This week I took part in the One Lone Coder 2019 game jam. The theme of this was “destruction”… My entry was started Friday, a mere 48 hours before the deadline. Yes, a week long jam where I had a whole seven days to come up with an idea was started 48h before the end…

Have a good idea

The main issue I had this time was thinking up an idea that felt good enough to be a game. I had a bunch of half-ideas, but none of them seemed that great. Since the theme was quite broad, I could have knocked out any kind of generic shooting game, stuck on some pretty explosions and called it done. It didn’t feel like a particularly exciting game idea though so I ditched those kinds of ideas and looked around for some better inspiration.

I did, at one point, try to think up some sort of clever game based on topical world events. There’s governments in both the US and UK trying their best to damage their respective countries and crazy weather is trying to wipe out what’s left. I just couldn’t think up something that was a game though - or a game I could make. A game where you’re Boris Johnson and you have to drive your shiny red Brexit bus off the cliffs of Dover sounds amusing, but it’s not a game and my ability to draw is terrible.
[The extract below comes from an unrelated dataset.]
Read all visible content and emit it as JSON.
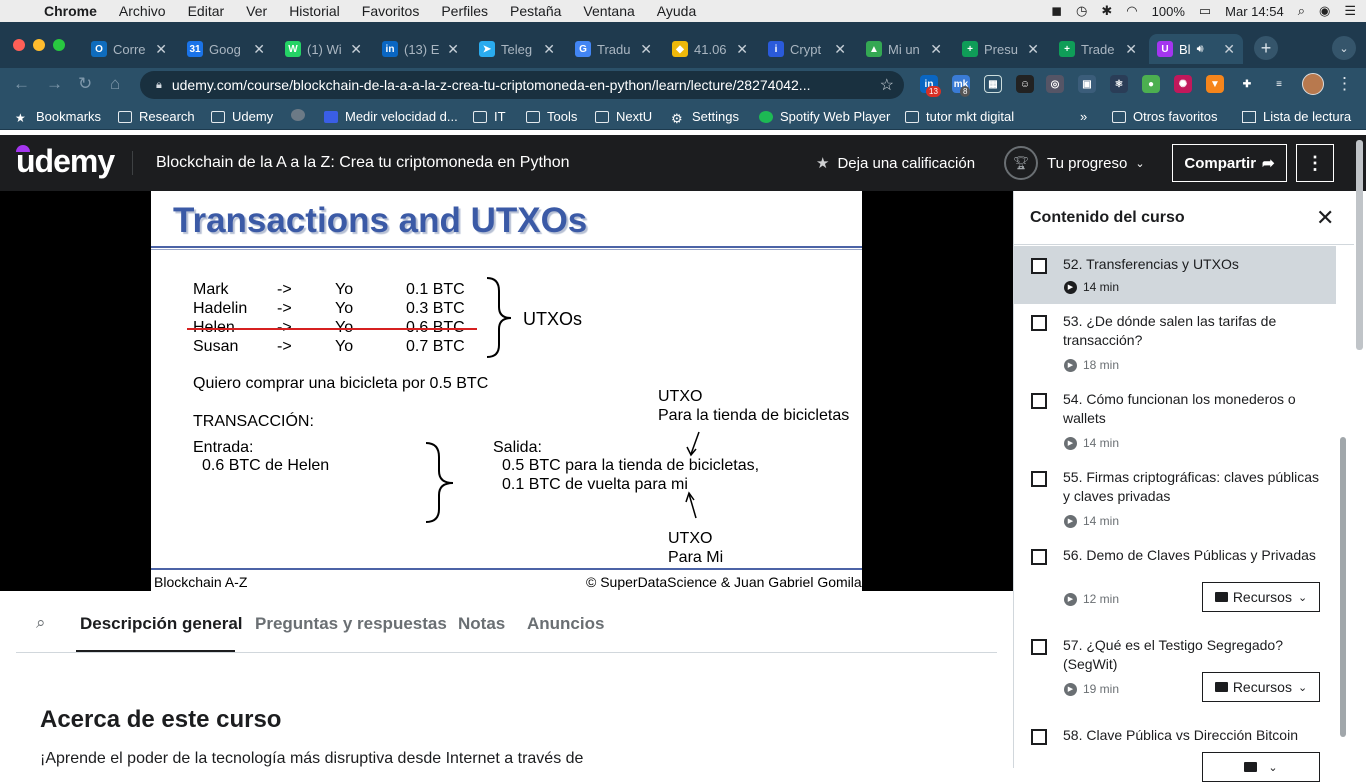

In the end I happened across a very simple two player game that involves trying to trap your opponent by removing tiles from the game board. It’s loosely within the theme and simple enough to create with the time remaining. Remembering my general plan for making games, rather than just cloning an existing game, I modified it slightly. Instead of making the game based on a grid, I chose a hex grid. More games need to be on hex grids, they completely remove the abiguity of whether you can move diagonally or not.

Know your tools

Creating this game was pretty straight forward. I’m getting familiar with Godot to the point I now know what words to type into Google, or I have something from before I can just open and look at. It makes development much quicker, and reduces the friction between having an idea and seeing it working. I hope that in the future this will let me try out half-baked ideas and turn them into proper games.

I really need to work on my ability to create assets though. Free art assets are great, but I’d prefer my games to have their own style.

Always ship something

At multiple times this week I was considering just giving up, not having an idea is frustrating. Nobody would have noticed or cared that much if I had stopped. However what I later discovered is that once I’ve started a project, if there’s a definite deadline, I am quite driven to finish the thing off. I need to have a workable idea in my head that isn’t too large and involved though. If it feels too big, I’m starting to learn it probably is.

I think my next game should probably be a bit more interactive though. So far I’ve made a pool game with one ball, a tile matching game and a puzzle game with two pieces. The next game needs to have levels, or some sort of reaction to the player.